We conducted a genome-wide association study of serum CK levels in 3412 statin users. Patients were recruited in Quebec, Canada, and genotyped on Illumina Human610-Quad and an iSelect panel enriched for lipid homeostasis, hypertension, and drug metabolism genes. We found a strong association signal between serum levels of CK and the muscle CK (CKM) gene (rs11559024: P=3.69×10(-16); R(2)=0.02) and with the leukocyte immunoglobulin-like receptor subfamily B member 5 (LILRB5) gene (rs2361797: P=1.96×10(-10); R(2)=0.01). Genetic variants in those 2 genes were independently associated with CK levels in statin users. Results were successfully replicated in 5330 participants from the Montreal Heart Institute Biobank in statin users for CKM (rs11559024: P=4.32×10(-16); R(2)=0.02) and LILRB5 (rs12975366 P=4.45×10(-10); R(2)=0.01) and statin nonusers (P=4.08×10(-7), R(2)=0.01; P=3.17×10(-9), R(2)=0.02, respectively).
This is the first genome-wide study to report on the underlying genetic determinants of CK variation in a population of statin users. We found statistically significant association for variants in the CKM and LILRB5 genes.
他汀类药物(HMG-CoA还原酶抑制剂)是治疗和预防心血管疾病时处方最多的一类降脂药物。肌酸激酶(CK)是一种常用的生物标志物,有助于诊断他汀类药物引起的肌毒性,但CK浓度的正常范围较宽,这限制了其作为诊断生物标志物的应用。

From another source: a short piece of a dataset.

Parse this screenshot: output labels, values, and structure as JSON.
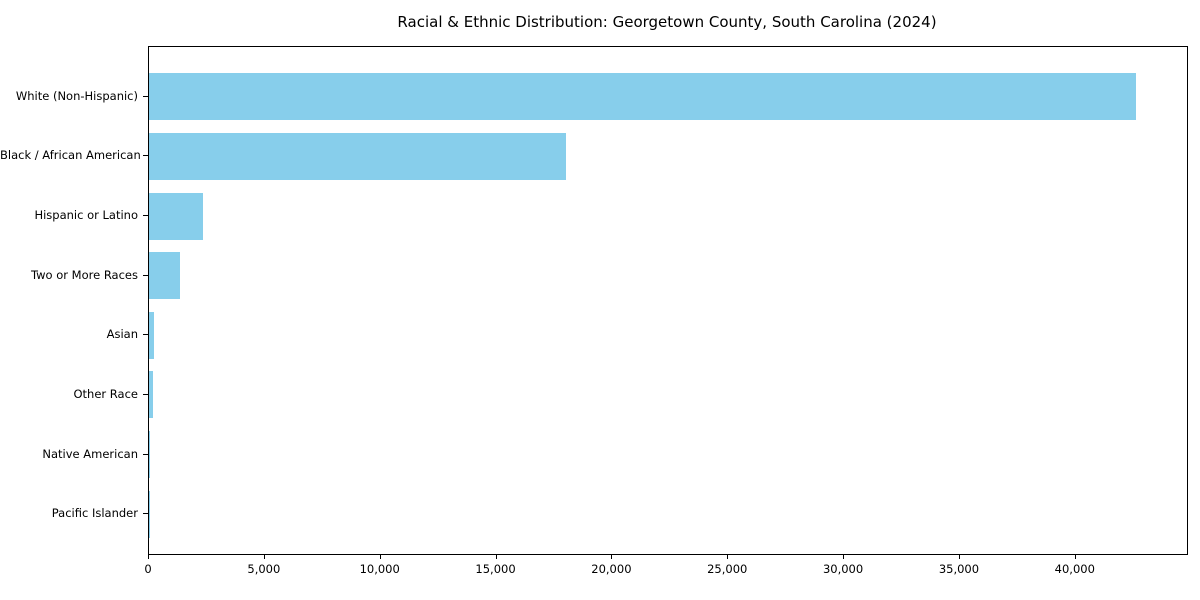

我们对3412名服用他汀类药物的患者进行了血清CK水平的全基因组关联研究。患者在加拿大魁北克招募,并在Illumina Human610-Quad以及一个富集脂质稳态、高血压和药物代谢基因的iSelect芯片上进行基因分型。我们发现血清CK水平与肌肉型CK(CKM)基因(rs11559024:P=3.69×10⁻¹⁶;R²=0.02)以及白细胞免疫球蛋白样受体B5(LILRB5)基因(rs2361797:P=1.96×10⁻¹⁰;R²=0.01)之间存在强烈的关联信号。这两个基因中的遗传变异与服用他汀类药物患者的CK水平独立相关。结果在来自蒙特利尔心脏研究所生物样本库的5330名服用他汀类药物的参与者中成功复制,CKM基因(rs11559024:P=4.32×10⁻¹⁶;R²=0.02)和LILRB5基因(rs12975366 P=4.45×10⁻¹⁰;R²=0.01),在未服用他汀类药物的参与者中也得到复制(分别为P=4.08×10⁻⁷,R²=0.01;P=3.17×10⁻⁹,R²=0.02)。
这是第一项在服用他汀类药物人群中报告CK变异潜在遗传决定因素的全基因组研究。我们发现CKM和LILRB5基因变异具有统计学意义的关联。